Pamela L. Davis, an environmental manager with the environmental section, United States Forces-Iraq engineers, and Capt. William N. Muthiora, deputy mayor, East Camp Liberty, 116th Garrison Command, United States Division-Center, point out areas of environmental concern and discuss the results from the day’s surveys at Camp Liberty, May 16. Environmental managers work closely with the different base mayors’ offices in order to track the progress of the different sites located in their areas of responsibility. Photo by Sgt. TJ Moller
The task of surveying and clearing sites which were used by more than 160,000 U.S. service members during the height of the Iraq conflict, falls on the shoulders of 12 United States Forces-Iraq environmental managers.
Environmental managers conduct surveys to identify environmental areas of concern and ensure the environment is properly maintained as U.S. forces turn more bases over to the government of Iraq, the U.S. Department of State and Office of Security Cooperation – Iraq.
Surveying sites and ensuring that the U.S. military’s presence has minimal impact on the environment is one of the main goals of the mission, said Pamela L. Davis, an environmental manager with the environmental section, USF-I engineers.
“These professionals bridge the gap between the USF-I environmental section and the divisions and bases,” said Lt. Col. Bryce J. Taggart, deputy chief for basing, facilities and environment, USF-I engineers. “Without their expertise and presence at the divisions or bases we could not do the environmental assessments that lead to the clean closure of bases.”
As troop presence decreases, environmental base closure surveys are being conducted to ensure the designated environmental compliance officer of each site – military and civilian – is complying with the environmental policies established by USF-I and are taking steps to prepare for the turnover.

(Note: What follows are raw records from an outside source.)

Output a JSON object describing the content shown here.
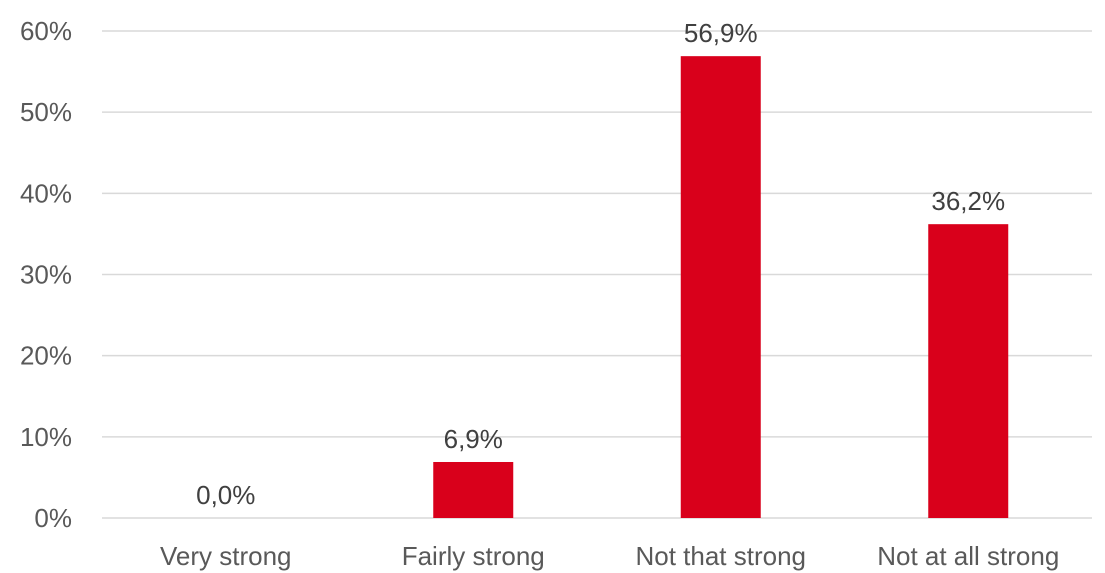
{
  "chart_data": {
    "type": "bar",
    "categories": [
      "Very strong",
      "Fairly strong",
      "Not that strong",
      "Not at all strong"
    ],
    "values": [
      0.0,
      6.9,
      56.9,
      36.2
    ],
    "data_labels": [
      "0,0%",
      "6,9%",
      "56,9%",
      "36,2%"
    ],
    "y_ticks": [
      0,
      10,
      20,
      30,
      40,
      50,
      60
    ],
    "y_tick_labels": [
      "0%",
      "10%",
      "20%",
      "30%",
      "40%",
      "50%",
      "60%"
    ],
    "ylim": [
      0,
      60
    ],
    "grid": true,
    "legend": "none",
    "title": "",
    "xlabel": "",
    "ylabel": "",
    "bar_color": "#d9001b",
    "gridline_color": "#d9d9d9",
    "text_color": "#595959"
  }
}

There are many areas addressed during the surveys, said James A. Terrell, an environmental manager assigned to support United States Division-Center. Areas such as fuel points and hazardous waste accumulation points are looked at closely due to the possibility of spills.
Along with conducting surveys, environmental managers also offer guidance to the environmental compliance officers on regulated waste turn-in procedures. They work closely with the base mayors offices in order to track cleanup progress at bases located in their area of responsibility.
Each site must undergo a minimum of three surveys before it can be cleared for release, said Davis. Initial, preliminary and final surveys are required and additional preliminary surveys are done if needed.
If deficiencies are found during a site survey, the environmental compliance officer and environmental manager must come up with a corrective action plan, said Davis. This plan will include a brief description of the work that needs to be done, an estimated schedule for the start and completion, the resources required and the cost associated with the project.
Documenting the condition of the environment and ensuring that environmental policies are being followed during military operations is a large task.
“It’s the responsible thing to do,” said Taggart. “Returning the bases and property used by U.S. forces to the government of Iraq in a clean and usable condition is our goal.”
“We are trying to hand over clean, safe facilities that the Iraqis can use,” said Terrell. “The bases are in good shape and there should not be any problems closing them.”